As the afternoon creeps on the rain seems to fall heavier, the fog to brood thicker, the steamer to go (if possible) slower than before. However, everything earthly has an end except a suit in chancery; and by nightfall (if there be any nightfall in this wonderful region, where it is lighter at midnight than in England at daybreak) we reach Viborg, a neat little town built along the edge of a narrow inlet, with the straight, wide, dusty streets which characterize every Russian town from Archangelsk to Sevastopol. Along the edge of the harbor runs a well laid-out promenade, a favorite resort after sunset, when the cool breeze from the gulf comes freshly in after the long, sultry hours of the afternoon. Behind it cluster, like a heap of colored pebbles, the painted wooden houses of the town; while over all stands, like a veteran sentinel, the gray massive tower of the old castle, frowning upon the bristling masts of the harbor like the Past scowling at the Present.

The rippling sea in front and the dark belt of forest behind give the whole place a very picturesque appearance; but the beauty of the latter is sorely marred by the destroying sweep of a recent hurricane, traces of which are still visible in the long swathes of fallen trees that lie strewn amid the greenwood, like the dead among the living.

In the solemn, subdued light of the northern evening we rattle in a crazy drosky over the uneven stones of the town into the vast desolate square in which stands the solitary hotel, a huge barrack-like building, up and down which we wander for some time, like the prince in the Sleeping Beauty's palace, without meeting any sign of life, till at length in a remote corner we come suddenly upon a chubby little waiter about the size of a well-grown baby, to whom we give our orders. This, however, is his first and last appearance, for every time we ring a different waiter, of the same diminutive size, answers the bell; which oppresses us with an undefined apprehension of having got into a charity-school by mistake.

When I first made the acquaintance of Viborg, a journey thither from St. Petersburg, though the distance by land is only about eighty miles, was no light undertaking. The daring traveler who elected to travel by road had no choice but to provide himself with abundant wrappings and a good stock of food, draw his strong boots up to his knee, fortify his inner man with scalding tea or fiery corn-whisky, and struggle through axle-deep mud or breast-high snow (according to the season), sometimes for two days together. "Mais nous avons changé tout cela." Two trains run daily from St. Petersburg, covering the whole distance in about four hours, and the stations along the line, though bearing marks of hasty construction, are still sufficiently comfortable and well supplied with provisions. Thanks to this direct communication with the capital, Viborg is now completely au fait of the news of the day, and all fashionable topics are canvassed as eagerly on the promenade of this little Finnish seaport as along the pavements of the Nevski Prospect.

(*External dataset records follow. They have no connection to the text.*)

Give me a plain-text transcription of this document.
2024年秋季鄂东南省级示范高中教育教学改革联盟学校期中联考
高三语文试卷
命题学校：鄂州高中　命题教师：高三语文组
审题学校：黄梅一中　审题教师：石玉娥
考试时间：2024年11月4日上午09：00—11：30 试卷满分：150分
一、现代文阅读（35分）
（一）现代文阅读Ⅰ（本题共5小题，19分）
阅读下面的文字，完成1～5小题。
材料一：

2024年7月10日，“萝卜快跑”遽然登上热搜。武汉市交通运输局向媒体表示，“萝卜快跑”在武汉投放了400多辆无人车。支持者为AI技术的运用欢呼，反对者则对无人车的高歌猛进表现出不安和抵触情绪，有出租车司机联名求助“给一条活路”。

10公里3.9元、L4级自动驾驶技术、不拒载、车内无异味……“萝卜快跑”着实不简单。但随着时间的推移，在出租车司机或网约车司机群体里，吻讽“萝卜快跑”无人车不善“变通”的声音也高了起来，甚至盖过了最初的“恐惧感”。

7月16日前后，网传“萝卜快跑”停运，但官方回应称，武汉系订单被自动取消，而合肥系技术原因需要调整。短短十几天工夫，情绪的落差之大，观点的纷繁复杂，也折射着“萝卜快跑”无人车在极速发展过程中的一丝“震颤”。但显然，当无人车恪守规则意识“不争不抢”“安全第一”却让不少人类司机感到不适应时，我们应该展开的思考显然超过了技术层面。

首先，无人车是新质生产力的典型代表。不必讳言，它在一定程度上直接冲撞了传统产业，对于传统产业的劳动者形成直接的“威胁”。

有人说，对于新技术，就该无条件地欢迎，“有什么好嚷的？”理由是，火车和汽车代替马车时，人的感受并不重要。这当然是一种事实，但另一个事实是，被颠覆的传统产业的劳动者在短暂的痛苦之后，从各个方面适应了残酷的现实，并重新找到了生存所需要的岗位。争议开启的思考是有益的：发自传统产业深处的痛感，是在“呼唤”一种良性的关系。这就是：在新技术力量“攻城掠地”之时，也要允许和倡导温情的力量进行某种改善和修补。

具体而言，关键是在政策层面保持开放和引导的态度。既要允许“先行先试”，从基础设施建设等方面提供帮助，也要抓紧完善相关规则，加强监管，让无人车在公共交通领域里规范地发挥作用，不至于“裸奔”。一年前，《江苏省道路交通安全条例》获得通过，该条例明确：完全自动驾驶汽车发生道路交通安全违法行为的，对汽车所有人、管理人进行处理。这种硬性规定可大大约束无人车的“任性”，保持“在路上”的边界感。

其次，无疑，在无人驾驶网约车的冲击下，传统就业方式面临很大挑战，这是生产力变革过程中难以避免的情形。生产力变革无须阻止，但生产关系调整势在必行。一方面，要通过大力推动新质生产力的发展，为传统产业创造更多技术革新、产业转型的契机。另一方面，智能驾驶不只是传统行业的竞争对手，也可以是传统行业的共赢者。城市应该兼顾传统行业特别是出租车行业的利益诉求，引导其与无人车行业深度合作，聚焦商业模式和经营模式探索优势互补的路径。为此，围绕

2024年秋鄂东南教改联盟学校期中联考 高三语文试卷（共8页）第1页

"We must breakfast early to-morrow, mind," says P—— as we settle into our respective beds, "for a march in the sun here is no joke, you bet!"

"Worse than in Arabia or South America?" ask I with calm scorn.

"You'll find the north of Russia a pretty fair match for both at this season. Do you happen to know that one of the hottest places in the world is Archangelsk on the White Sea? In summer the pitch melts off the vessels like butter, and the mosquitoes are so thick that the men on board the grain-ships fairly burrow into the corn for shelter.[E] Good-night! Sharp six to-morrow, mind!"

Accordingly, the early daylight finds us tramping along the edge of the picturesque little creek (dappled here and there with wood-crowned islets) in order to get well into our work before the sun is high in the sky, for a forty-mile march, knapsack on shoulder, across a difficult country, in the heat of a real Russian summer, is not a thing to be trifled with, even by men who have seen Turkey and Syria. A sudden turn of the road soon blots out the sea, and we plunge at once into the green silent depths of the northern forest.

It is characteristic of the country that, barely out of sight of one of the principal ports of Finland, we are in the midst of a loneliness as utter as if it had never been broken by man. The only tokens of his presence are the narrow swathe of road running between the dim, unending files of the shadowy pine trees, and the tall wooden posts, striped black and white like a zebra, which mark the distance in versts from Viborg, the verst being two-thirds of a mile.

To an unpractised eye the marvelous smoothness and hardness of this forest highway (unsurpassed by any macadamized road in England) might suggest a better opinion of the local civilization than it deserves; for in this case it is the soil, not the administration, that merits all the credit. In granite-paved Finland, as in limestone-paved Barbados, Nature has already laid down your road in a way that no human engineering can rival, and all you have to do is to smooth it to your own liking.